Rita Crundwell

Former Dixon comptroller Rita Crundwell walks out of Judge Ronald Jacobson's courtroom at the Lee County Courthouse after her arraignment on felony theft charges Wednesday, Oct. 31, 2012, in Dixon. (John J. Kim / Chicago Tribune) 

Contributed photo

ENGLEWOOD, Fla. — Lots of Florida addresses are quite exotic, like Palm Tree Plaza or Lagoon Lane. This one was just plain 821 E. 5th St., Englewood.

For the most part, it was just a long, paved street — as plain as its name — with no hanging palm limbs or wisteria along the fence rows.

The intrigue in the address is that it was the Florida home of Rita Crundwell.

Most Quad-Citizens find that name to be familiar. She’s the person who embezzled $53 million from the town of Dixon, Ill., (pop. 16,000) where she worked as city comptroller and was something of a toast of the town, not to mention the wider horse-breeding world.

Why she ever chose Englewood (pop. 14,800) for a Florida home is as mysterious as how that $53 million was embezzled.

Englewood is very familiar to Helen and me. We have a modest condo in Englewood, and when I saw in newsprint that Rita Crundwell had a home here, I couldn’t wait to get a look.

Now, we’re wintering in Englewood, and I hurried to drive by Crundwell’s home at 821 E. 5th St.

I expected exotica. I did not find it.

It is not the best street in Englewood and it is not the worst. Crundwell’s place, I will say, is the best house on what seems to be eight uninterrupted blocks.

Most houses in the area are very ordinary. A few side and back yards have RVs parked in them. And then there is the Crundwell place. I could call it Florida gothic, with a tan plaster finish. There are four arches across the front, giving it a porte cochere look. But nothing flashy.

Hesitantly, I parked out front and walked across the lawn. From afar I could see a sign in a doorway that said “no trespassing.” Even squinting, I could not read the small print under the warning, but it was reason enough for me to exit. I reasoned that this was a federal notice. Uncle Sam is in charge now.

What impressed me was the front lawn. There were small palms and pink flowers. The lawn was trimmed as short as a cricket’s eye. My wife said, “That lawn and plantings ... they’re like a park.”

The driveway, which led under the porte cochere, intrigued me. It looked brand-new, with but a few tire tracks.

There apparently have been no curiosity-seekers or potential buyers.
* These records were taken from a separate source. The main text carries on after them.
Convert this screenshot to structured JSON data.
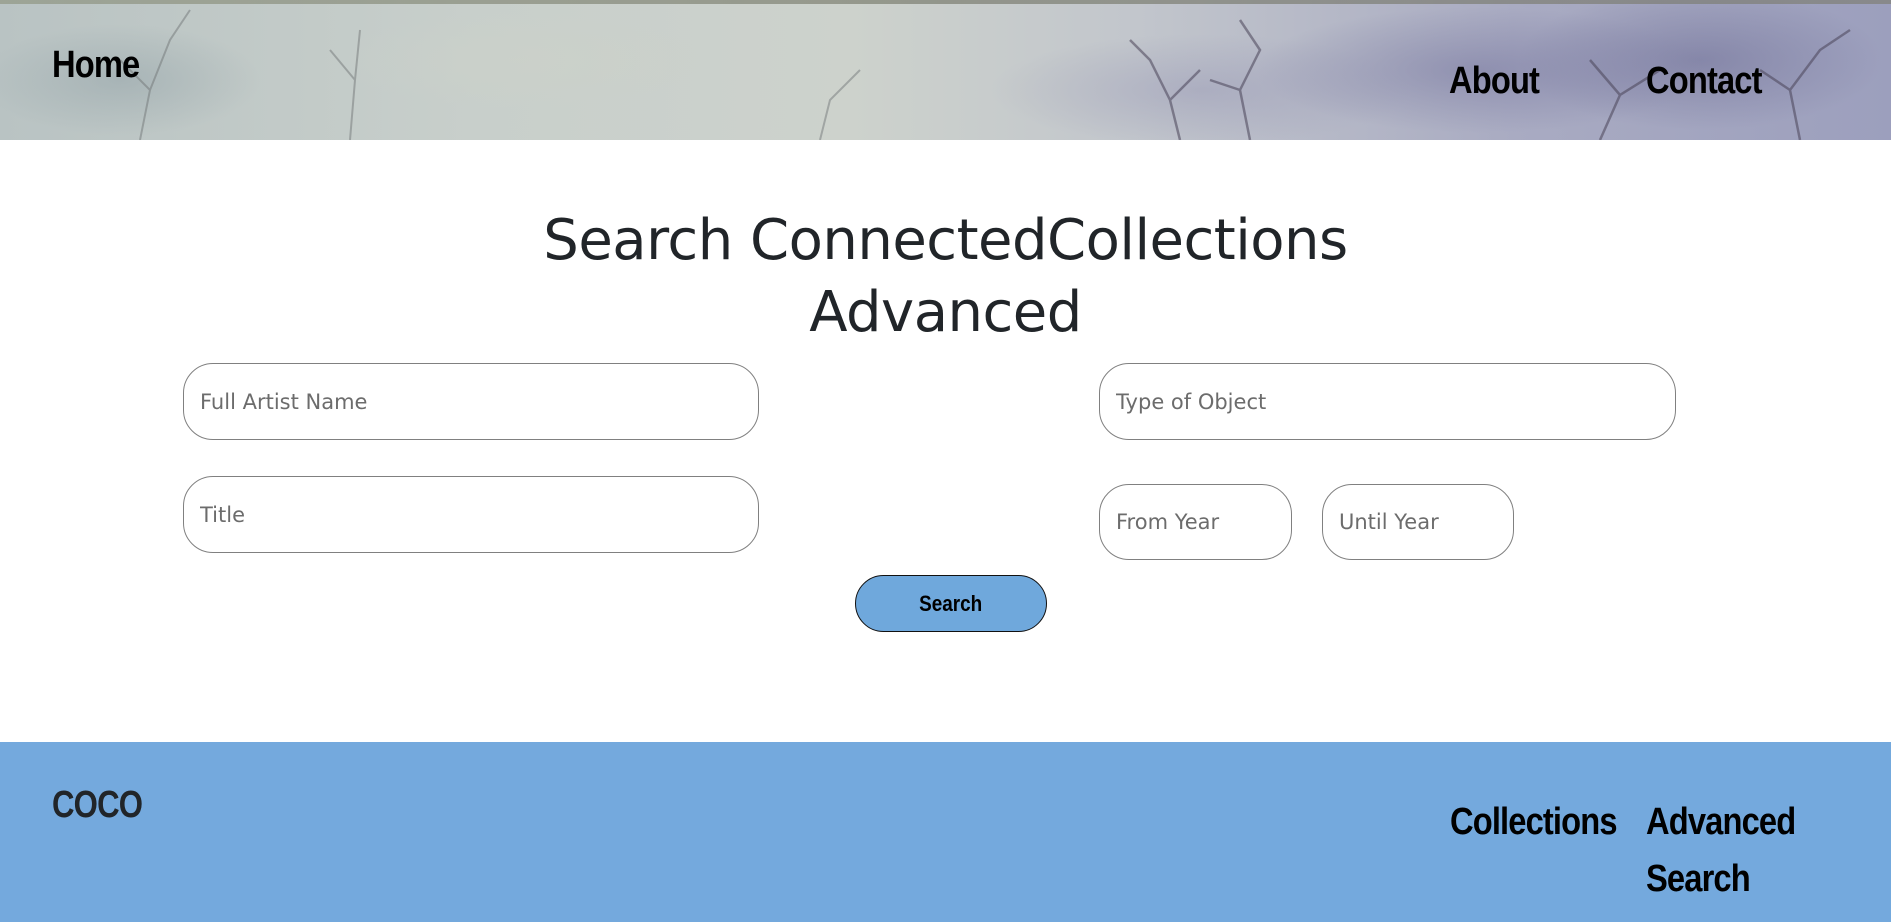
{
  "header": {
    "home_label": "Home",
    "about_label": "About",
    "contact_label": "Contact"
  },
  "main": {
    "title_line1": "Search ConnectedCollections",
    "title_line2": "Advanced",
    "fields": {
      "artist_placeholder": "Full Artist Name",
      "type_placeholder": "Type of Object",
      "title_placeholder": "Title",
      "from_year_placeholder": "From Year",
      "until_year_placeholder": "Until Year"
    },
    "search_label": "Search"
  },
  "footer": {
    "logo": "COCO",
    "collections_label": "Collections",
    "advanced_search_label": "Advanced Search"
  },
  "colors": {
    "accent": "#74a9dd",
    "button": "#6fa8dc",
    "text": "#212529"
  }
}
My next step was to go to the neighbors. Did they know Rita Crundwell? Was she a regular on this modest block.

The house next door, a tidy place, had a sign on a tree “no trespassing.” It was hand-lettered, and a man standing nearby gave me a dirty look and pointed to the sign. Obviously, the neighbors did not welcome any snoopers.

I drove by for a second look. Not a neighbor was in sight. I went home.

In investigating, I always find a newspaper to be a good source. I called the Englewood Sun, a smart-looking daily of 10,000 circulation, and inquired about Rita Crundwell and her Florida house. The associate editor had heard of the embezzlement, but the Sun had never done anything about it.

“This is a great coincidence,” the associate editor said with surprise. “But just today I assigned a reporter, Clinton Burton, to the story.

Clinton and I have talked about his findings. He sounded like a good reporter.

He had been digging most of the day we talked. He talked to every real estate agent in town and none had the place listed for sale. He learned that Crundwell had purchased the house in 2009 for $115,000. He learned also that the current appraisal was $242,897.

From all that the Englewood reporter could learn from nosing around town, Crundwell had no horses — a first love — in the vicinity. I asked him if he had any idea why she bought a place in Englewood.

He answered, “I think she just wanted to tell people that she had a place in Florida.”